Day two brought out a more excited afternoon crowd for a string of hip-hop acts. Fabolous, who warmed up the crowd with an introduction video courtesy of hometown favorite Kevin Hart, ran through immediately recognizable hits like “Holla Back” and his latest single “She Wildin’,” sharing a verse or two each before launching into the next. The comparatively older crowd savored early 2000’s Philly bangers from the Young Gunz and Freeway, reliable guest appearances that curried Fab the ultimate send off.
A few hours later Future’s performance on the same stage didn’t need an assist for similar excitement. With DJ Esco’s support behind the boards, at least a dozen or so of Future’s tracks sparked in-time chants from the crowd: “I serve the base!”, “F*ck up some commas!”, “God blessin’ all the trap n****s”, ultimate proof of his knack for catchy anthems and his months-long grip on the national conscious. (He veered away from his Dirty Sprite 2 and recent mixtape hitlist for his final number and biggest collaboration to date, “Good Kush & Alcohol.”)

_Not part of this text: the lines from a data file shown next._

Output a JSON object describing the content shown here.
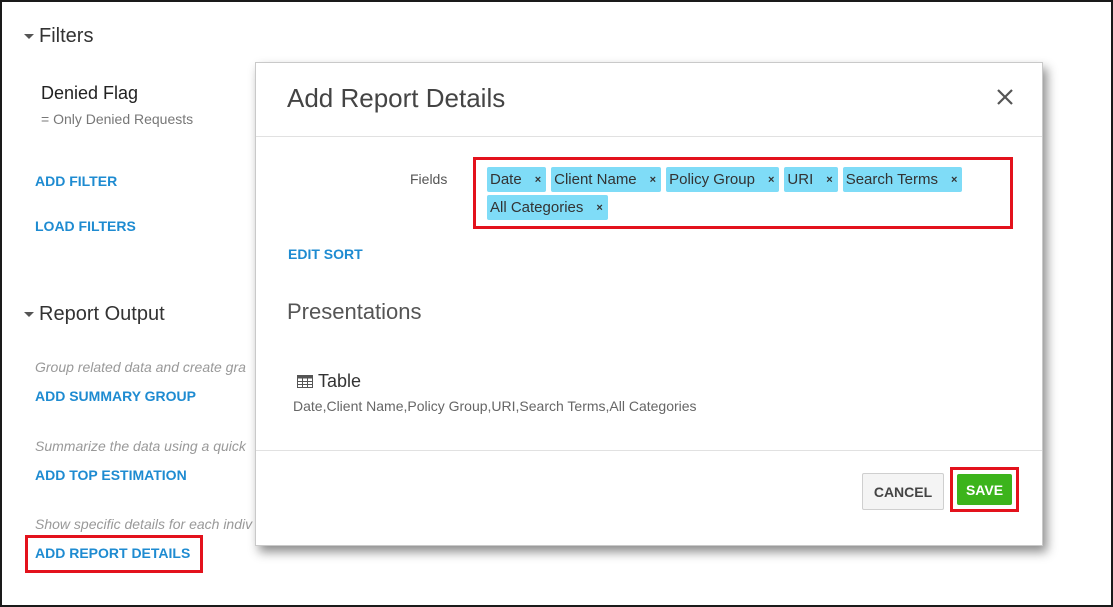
{
  "filters": {
    "heading": "Filters",
    "filter_name": "Denied Flag",
    "filter_desc": "= Only Denied Requests",
    "add_filter": "ADD FILTER",
    "load_filters": "LOAD FILTERS"
  },
  "report_output": {
    "heading": "Report Output",
    "hint_summary": "Group related data and create gra",
    "add_summary_group": "ADD SUMMARY GROUP",
    "hint_top": "Summarize the data using a quick",
    "add_top_estimation": "ADD TOP ESTIMATION",
    "hint_details": "Show specific details for each indiv",
    "add_report_details": "ADD REPORT DETAILS"
  },
  "modal": {
    "title": "Add Report Details",
    "fields_label": "Fields",
    "tags": [
      "Date",
      "Client Name",
      "Policy Group",
      "URI",
      "Search Terms",
      "All Categories"
    ],
    "tag_remove_glyph": "×",
    "edit_sort": "EDIT SORT",
    "presentations_title": "Presentations",
    "table_label": "Table",
    "table_fields": "Date,Client Name,Policy Group,URI,Search Terms,All Categories",
    "cancel_label": "CANCEL",
    "save_label": "SAVE"
  },
  "colors": {
    "link": "#1e8bd1",
    "tag_bg": "#7fdcf7",
    "highlight": "#e3121c",
    "save_bg": "#3cb41c"
  },
  "icons": {
    "section_toggle": "caret-down-icon",
    "close": "close-icon",
    "table": "table-grid-icon",
    "tag_remove": "remove-x-icon"
  }
}
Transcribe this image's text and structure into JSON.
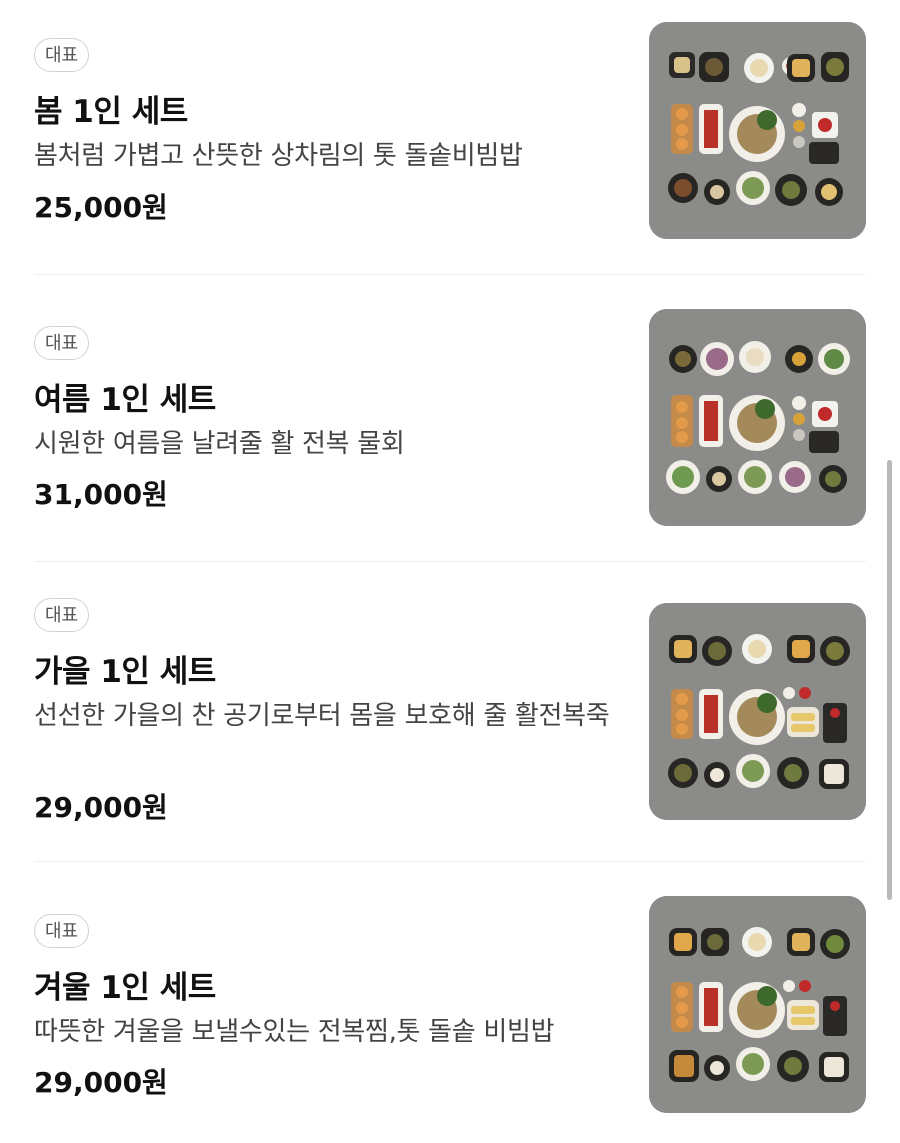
{
  "menu": {
    "items": [
      {
        "badge": "대표",
        "title": "봄 1인 세트",
        "description": "봄처럼 가볍고 산뜻한 상차림의 톳 돌솥비빔밥",
        "price": "25,000원",
        "image_alt": "spring-set-food-photo"
      },
      {
        "badge": "대표",
        "title": "여름 1인 세트",
        "description": "시원한 여름을 날려줄 활 전복 물회",
        "price": "31,000원",
        "image_alt": "summer-set-food-photo"
      },
      {
        "badge": "대표",
        "title": "가을 1인 세트",
        "description": "선선한 가을의 찬 공기로부터 몸을 보호해 줄 활전복죽",
        "price": "29,000원",
        "image_alt": "autumn-set-food-photo"
      },
      {
        "badge": "대표",
        "title": "겨울 1인 세트",
        "description": "따뜻한 겨울을 보낼수있는 전복찜,톳 돌솥 비빔밥",
        "price": "29,000원",
        "image_alt": "winter-set-food-photo"
      }
    ]
  },
  "colors": {
    "background": "#ffffff",
    "text_primary": "#111111",
    "text_secondary": "#444444",
    "badge_border": "#d2d2d2",
    "divider": "#eeeeee",
    "photo_background": "#8a8a88"
  }
}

Later, a trio of performances from Big Sean, J. Cole, and The Weeknd proved to be the most smartly orchestrated sequence of the festival, a momentum-builder to the end. J. Cole ran through much of his just-turned platinum album 2014 Forest Hills Drive but dipped back into his come-up catalog, asking the audience if there were any “day one” fans before skipping through tracks like “Lights Please.” His more recent hits garnered louder singalongs, and even the few years between his initial mixtapes and more recent success splits his audience into separate age brackets.
The Weeknd closed out the festival to an apparently sparser crowd than Beyonce’s, but his control of the stage proved his star power all the same. The set was also one of the Canadian singer’s first as a bonafide star—he just earned a career-first #1 album—and his recent hits “Often,” “Earned It,” “Can’t Feel My Face,” and “The Hills” were held off until the end, his familiar musical crescendos fitting into a larger buildup. (Early on he performed a new staple: a brooding cover of Beyonce’s “Drunk In Love” that he’s successfully made his own.)
The festival’s shortcomings were symptomatic of the volume instead of cases of poor planning or infrastructure breakdown. The first time I saw the dust was near the EDM-heavy Tidal stage, where dancers had beaten down grass and began kicking up dirt. You could taste it. By the second day, much of the festival was shrouded in the stuff; well-prepared guests tied and held handkerchiefs to our faces, others wore legitimate dust masks. But festivals are dirty, and while Made In America has a corporate polish throughout, it’s nice to know there’s still a little grit involved.